Именно это дало (и продолжает давать) основу для различного рода теорий чисто формалистического ха­рактера, которые провозглашали самоцельность и само­ценность (а подчас и «бессмысленность») слова в лите­ратуре. Несостоятельность этой достаточно влиятельной и необычайно живучей концепции действительно обна­руживается только лишь в том случае, если мы понима­ем со всей ясностью, что художественное «слово» не яв­ляется словом в собственном смысле и его недопустимо рассматривать в соотношении с реальной, практической речью (в этом соотношении оно действительно предста­ет именно как самоцельное и самоценное явление), Сло­во в литературе представляет собой не разновидность речи, а форму осуществления художественной цели, ху­дожественного смысла, и с этой точки зрения оно, разу­меется, отнюдь не самоцельно и не самоценно, а, напро­тив, полно глубокой содержательности и напряженной целеустремленности.

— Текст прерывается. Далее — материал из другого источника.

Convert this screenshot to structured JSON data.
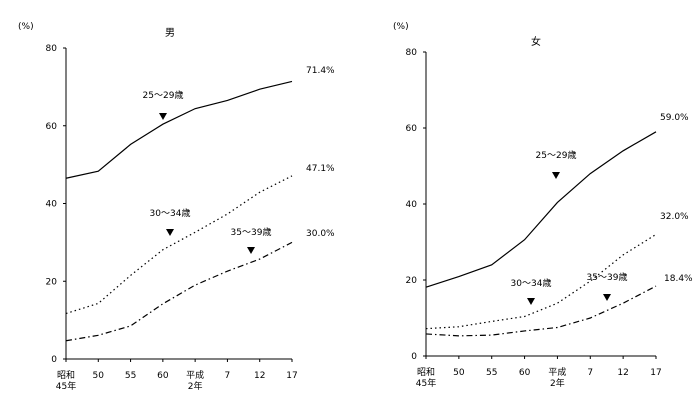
{
  "chart_data": [
    {
      "type": "line",
      "title": "男",
      "ylabel": "(%)",
      "ylim": [
        0,
        80
      ],
      "yticks": [
        "0",
        "20",
        "40",
        "60",
        "80"
      ],
      "xticks": [
        {
          "value": 0,
          "lines": [
            "昭和",
            "45年"
          ]
        },
        {
          "value": 5,
          "lines": [
            "50"
          ]
        },
        {
          "value": 10,
          "lines": [
            "55"
          ]
        },
        {
          "value": 15,
          "lines": [
            "60"
          ]
        },
        {
          "value": 20,
          "lines": [
            "平成",
            "2年"
          ]
        },
        {
          "value": 25,
          "lines": [
            "7"
          ]
        },
        {
          "value": 30,
          "lines": [
            "12"
          ]
        },
        {
          "value": 35,
          "lines": [
            "17"
          ]
        }
      ],
      "series": [
        {
          "name": "25～29歳",
          "style": "solid",
          "end_label": "71.4%",
          "x": [
            0,
            5,
            10,
            15,
            20,
            25,
            30,
            35
          ],
          "values": [
            46.5,
            48.3,
            55.2,
            60.4,
            64.4,
            66.5,
            69.4,
            71.4
          ]
        },
        {
          "name": "30～34歳",
          "style": "dotted",
          "end_label": "47.1%",
          "x": [
            0,
            5,
            10,
            15,
            20,
            25,
            30,
            35
          ],
          "values": [
            11.7,
            14.3,
            21.5,
            28.1,
            32.6,
            37.3,
            42.9,
            47.1
          ]
        },
        {
          "name": "35～39歳",
          "style": "dashdot",
          "end_label": "30.0%",
          "x": [
            0,
            5,
            10,
            15,
            20,
            25,
            30,
            35
          ],
          "values": [
            4.7,
            6.1,
            8.5,
            14.2,
            19.0,
            22.6,
            25.7,
            30.0
          ]
        }
      ]
    },
    {
      "type": "line",
      "title": "女",
      "ylabel": "(%)",
      "ylim": [
        0,
        80
      ],
      "yticks": [
        "0",
        "20",
        "40",
        "60",
        "80"
      ],
      "xticks": [
        {
          "value": 0,
          "lines": [
            "昭和",
            "45年"
          ]
        },
        {
          "value": 5,
          "lines": [
            "50"
          ]
        },
        {
          "value": 10,
          "lines": [
            "55"
          ]
        },
        {
          "value": 15,
          "lines": [
            "60"
          ]
        },
        {
          "value": 20,
          "lines": [
            "平成",
            "2年"
          ]
        },
        {
          "value": 25,
          "lines": [
            "7"
          ]
        },
        {
          "value": 30,
          "lines": [
            "12"
          ]
        },
        {
          "value": 35,
          "lines": [
            "17"
          ]
        }
      ],
      "series": [
        {
          "name": "25～29歳",
          "style": "solid",
          "end_label": "59.0%",
          "x": [
            0,
            5,
            10,
            15,
            20,
            25,
            30,
            35
          ],
          "values": [
            18.1,
            20.9,
            24.0,
            30.6,
            40.4,
            48.0,
            54.0,
            59.0
          ]
        },
        {
          "name": "30～34歳",
          "style": "dotted",
          "end_label": "32.0%",
          "x": [
            0,
            5,
            10,
            15,
            20,
            25,
            30,
            35
          ],
          "values": [
            7.2,
            7.7,
            9.1,
            10.4,
            13.9,
            19.7,
            26.6,
            32.0
          ]
        },
        {
          "name": "35～39歳",
          "style": "dashdot",
          "end_label": "18.4%",
          "x": [
            0,
            5,
            10,
            15,
            20,
            25,
            30,
            35
          ],
          "values": [
            5.8,
            5.3,
            5.5,
            6.6,
            7.5,
            10.0,
            13.9,
            18.4
          ]
        }
      ]
    }
  ]
}
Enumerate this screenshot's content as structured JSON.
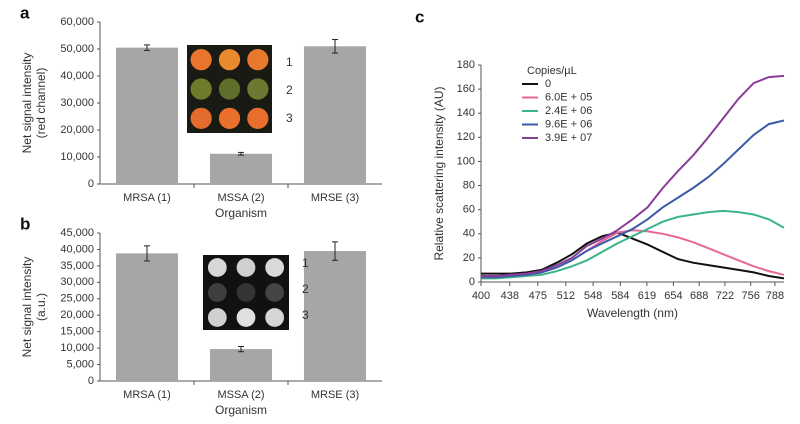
{
  "chart_data": [
    {
      "type": "bar",
      "panel": "a",
      "ylabel": [
        "Net signal intensity",
        "(red channel)"
      ],
      "xlabel": "Organism",
      "categories": [
        "MRSA (1)",
        "MSSA (2)",
        "MRSE (3)"
      ],
      "values": [
        50500,
        11200,
        51000
      ],
      "errors": [
        1000,
        500,
        2500
      ],
      "color": "#a6a6a6",
      "ylim": [
        0,
        60000
      ],
      "yticks": [
        0,
        {
          "value": 10000,
          "label": "10,000"
        },
        {
          "value": 20000,
          "label": "20,000"
        },
        {
          "value": 30000,
          "label": "30,000"
        },
        {
          "value": 40000,
          "label": "40,000"
        },
        {
          "value": 50000,
          "label": "50,000"
        },
        {
          "value": 60000,
          "label": "60,000"
        }
      ],
      "inset_labels": [
        "1",
        "2",
        "3"
      ]
    },
    {
      "type": "bar",
      "panel": "b",
      "ylabel": [
        "Net signal intensity",
        "(a.u.)"
      ],
      "xlabel": "Organism",
      "categories": [
        "MRSA (1)",
        "MSSA (2)",
        "MRSE (3)"
      ],
      "values": [
        38800,
        9700,
        39500
      ],
      "errors": [
        2300,
        800,
        2800
      ],
      "color": "#a6a6a6",
      "ylim": [
        0,
        45000
      ],
      "yticks": [
        0,
        {
          "value": 5000,
          "label": "5,000"
        },
        {
          "value": 10000,
          "label": "10,000"
        },
        {
          "value": 15000,
          "label": "15,000"
        },
        {
          "value": 20000,
          "label": "20,000"
        },
        {
          "value": 25000,
          "label": "25,000"
        },
        {
          "value": 30000,
          "label": "30,000"
        },
        {
          "value": 35000,
          "label": "35,000"
        },
        {
          "value": 40000,
          "label": "40,000"
        },
        {
          "value": 45000,
          "label": "45,000"
        }
      ],
      "inset_labels": [
        "1",
        "2",
        "3"
      ]
    },
    {
      "type": "line",
      "panel": "c",
      "ylabel": "Relative scattering intensity (AU)",
      "xlabel": "Wavelength (nm)",
      "legend_title": "Copies/µL",
      "x": [
        400,
        420,
        440,
        460,
        480,
        500,
        520,
        540,
        560,
        580,
        600,
        620,
        640,
        660,
        680,
        700,
        720,
        740,
        760,
        780,
        800
      ],
      "series": [
        {
          "name": "0",
          "color": "#111111",
          "values": [
            7,
            7,
            7,
            8,
            10,
            16,
            23,
            32,
            38,
            41,
            36,
            31,
            25,
            19,
            16,
            14,
            12,
            10,
            8,
            5,
            3
          ]
        },
        {
          "name": "6.0E + 05",
          "color": "#e8679a",
          "values": [
            4,
            4,
            5,
            6,
            8,
            12,
            18,
            26,
            34,
            41,
            43,
            42,
            40,
            37,
            33,
            28,
            23,
            18,
            13,
            9,
            6
          ]
        },
        {
          "name": "2.4E + 06",
          "color": "#3cb38a",
          "values": [
            3,
            3,
            4,
            5,
            6,
            9,
            13,
            18,
            25,
            32,
            38,
            44,
            50,
            54,
            56,
            58,
            59,
            58,
            56,
            52,
            45
          ]
        },
        {
          "name": "9.6E + 06",
          "color": "#3b5ba8",
          "values": [
            4,
            4,
            5,
            6,
            8,
            12,
            18,
            26,
            32,
            38,
            44,
            52,
            62,
            70,
            78,
            87,
            98,
            110,
            122,
            131,
            134
          ]
        },
        {
          "name": "3.9E + 07",
          "color": "#8a3d98",
          "values": [
            5,
            5,
            6,
            7,
            9,
            14,
            20,
            30,
            36,
            43,
            52,
            62,
            78,
            92,
            105,
            120,
            136,
            152,
            165,
            170,
            171
          ]
        }
      ],
      "xlim": [
        400,
        800
      ],
      "xticks": [
        400,
        438,
        475,
        512,
        548,
        584,
        619,
        654,
        688,
        722,
        756,
        788
      ],
      "ylim": [
        0,
        180
      ],
      "yticks": [
        0,
        20,
        40,
        60,
        80,
        100,
        120,
        140,
        160,
        180
      ]
    }
  ]
}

Однако вполне возможно одно немаловажное возра­жение. По-видимому, трудно спорить с тем, что слова героев драмы или романа лишены той практической и коммуникативной цели и сути, которыми они обладают в реальном жизненном диалоге. Но нелегко доказать, что они, взятые в контексте произведения, вообще не яв­ляются словами и представляют собой иной, художест­венный феномен. Ведь с «формальной» точки зрения это, казалось бы, те же слова, что и в практической речи.

Правда, теоретически вполне естественно предполо­жить, что явление (то есть в данном случае слово), прин­ципиально изменившее свою внутреннюю цель и смысл, должно как-то измениться и внешне, формально.

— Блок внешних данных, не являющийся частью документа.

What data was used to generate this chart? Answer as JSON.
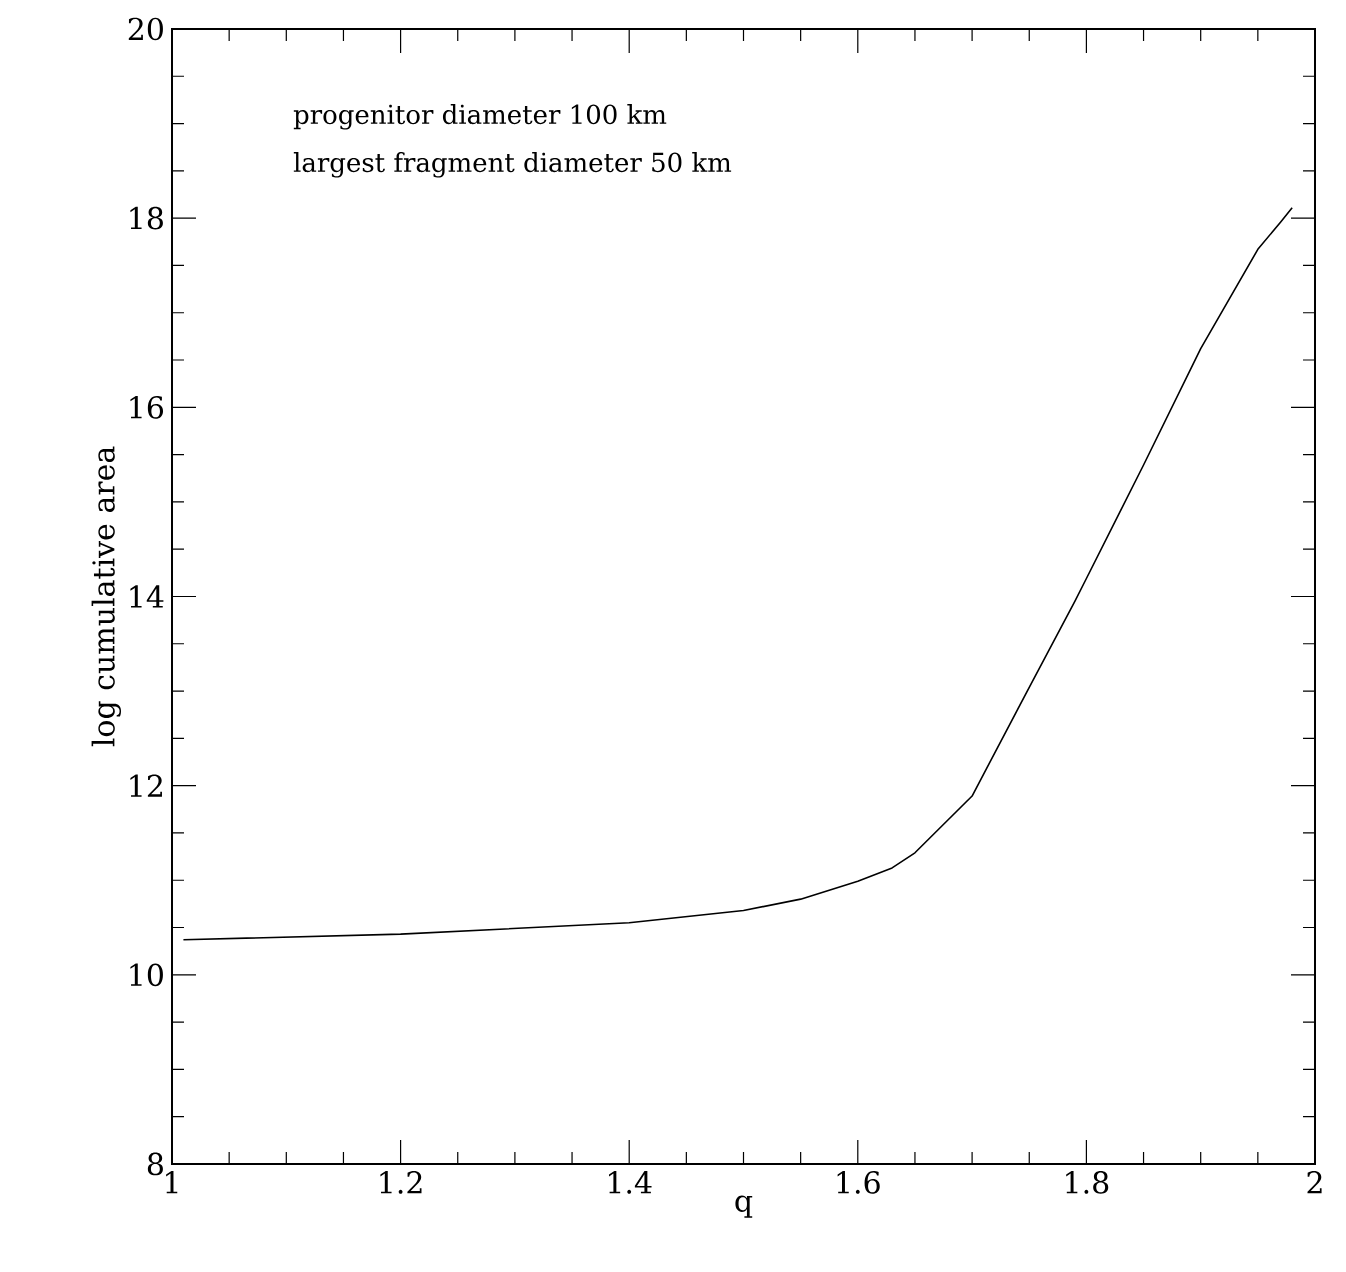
{
  "chart_data": {
    "type": "line",
    "xlabel": "q",
    "ylabel": "log cumulative area",
    "annotations": [
      "progenitor diameter 100 km",
      "largest fragment diameter 50 km"
    ],
    "xlim": [
      1,
      2
    ],
    "ylim": [
      8,
      20
    ],
    "xticks": [
      1,
      1.2,
      1.4,
      1.6,
      1.8,
      2
    ],
    "yticks": [
      8,
      10,
      12,
      14,
      16,
      18,
      20
    ],
    "grid": false,
    "marker": "none",
    "line_style": "solid",
    "series": [
      {
        "color": "#000000",
        "x": [
          1.01,
          1.2,
          1.4,
          1.5,
          1.55,
          1.6,
          1.63,
          1.65,
          1.7,
          1.75,
          1.79,
          1.8,
          1.85,
          1.9,
          1.95,
          1.97,
          1.98
        ],
        "values": [
          10.37,
          10.43,
          10.55,
          10.68,
          10.8,
          10.99,
          11.13,
          11.29,
          11.89,
          13.04,
          13.95,
          14.19,
          15.39,
          16.62,
          17.67,
          17.96,
          18.11
        ]
      }
    ]
  }
}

И, строго говоря, вдумчивый и чуткий человек, вос­приняв даже с чисто внешней точки зрения какой-либо отрывок литературного произведения — будь то повест­вование, описание, диалог — безошибочно определит, что перед ним фрагмент явления искусства, а не запись реального диалога или житейского рассказа.

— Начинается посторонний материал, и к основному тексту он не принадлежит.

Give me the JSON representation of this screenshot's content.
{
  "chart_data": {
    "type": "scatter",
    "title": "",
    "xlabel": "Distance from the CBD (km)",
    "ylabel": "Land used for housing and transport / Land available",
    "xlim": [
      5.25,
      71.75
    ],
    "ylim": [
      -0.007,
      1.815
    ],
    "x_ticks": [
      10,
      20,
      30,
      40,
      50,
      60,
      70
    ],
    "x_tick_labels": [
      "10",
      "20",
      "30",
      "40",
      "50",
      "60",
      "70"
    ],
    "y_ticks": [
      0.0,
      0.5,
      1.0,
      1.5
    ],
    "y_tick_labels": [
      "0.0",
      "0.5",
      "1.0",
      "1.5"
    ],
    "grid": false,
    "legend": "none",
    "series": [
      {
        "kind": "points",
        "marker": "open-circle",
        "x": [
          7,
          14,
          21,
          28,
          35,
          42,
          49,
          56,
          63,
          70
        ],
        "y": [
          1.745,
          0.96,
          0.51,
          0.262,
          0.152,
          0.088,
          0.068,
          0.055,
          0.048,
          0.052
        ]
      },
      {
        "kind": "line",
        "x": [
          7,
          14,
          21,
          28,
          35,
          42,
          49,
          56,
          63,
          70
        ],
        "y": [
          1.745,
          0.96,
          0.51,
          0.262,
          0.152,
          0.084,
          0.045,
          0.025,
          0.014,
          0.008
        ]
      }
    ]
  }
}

Но это совершается обычно в сфере интуитивного постижения; аналитические методы отграничения фор­мы словесного искусства от практической речи почти не разрабатывались[9]. Трудность состоит здесь в том, что это отграничение можно действительно осуществить лишь тогда, когда исследователи перестанут рассматри­вать элемент литературной формы как слово в собствен­ном смысле.

Чтобы действительно исследовать литературную форму, необходимо всецело отрешиться от лингвистиче­ского (во всех его возможных направлениях), или, говоря шире, филологического подхода к ней. Выше уже отмечалось, что мысль о принципиально специфических методах изучения «художественной речи» была четко сформулирована еще в 1920-х годах и с тех пор много­кратно выдвигалась и подчеркивалась. Но решение проблемы почти всегда носило половинчатый харак­тер[10]. Так, говорили, например, о лингвистической и, с другой стороны, литературоведческой стилистике, об изучении особых «поэтических» функций языка и т. п. Все это означало, что литературная форма — сознатель­но или бессознательно — понимается в конечном счете как явление речи, а не искусства. Своего рода камнем преткновения выступает уже сам по себе термин «худо­жественная речь», невольно заставляющий думать о форме литературы как о разновидности (пусть даже очень, крайне своеобразной) речевой деятельности. Между тем, «художественная речь» это такой же услов­ный термин, как «художественное действие» в примене­нии к театральному спектаклю. «Действие» на сцене имеет, с практической точки зрения, совершенно мни­мый, иллюзорный характер: оно лишено цели и смысла, определяющего суть любого реального действия. Но это полностью относится и к «художественной речи». Изу­чать последнюю с лингвистической (т. е. исходящей из понятия о практической речи) точки зрения столь же бессмысленно, как изучать, скажем, какой-либо совер­шающийся на сцене «трудовой процесс» с производствен­ной и экономической точки зрения. Этот процесс может быть воссоздан на сцене (в соответствии с определенным художественным заданием) более или менее достоверно, даже «натуралистически», либо, напротив, совершенно условно, когда движения работающих людей только чуть-чуть намечены, но это само по себе ничего еще не говорит о смысле и ценности спектакля. .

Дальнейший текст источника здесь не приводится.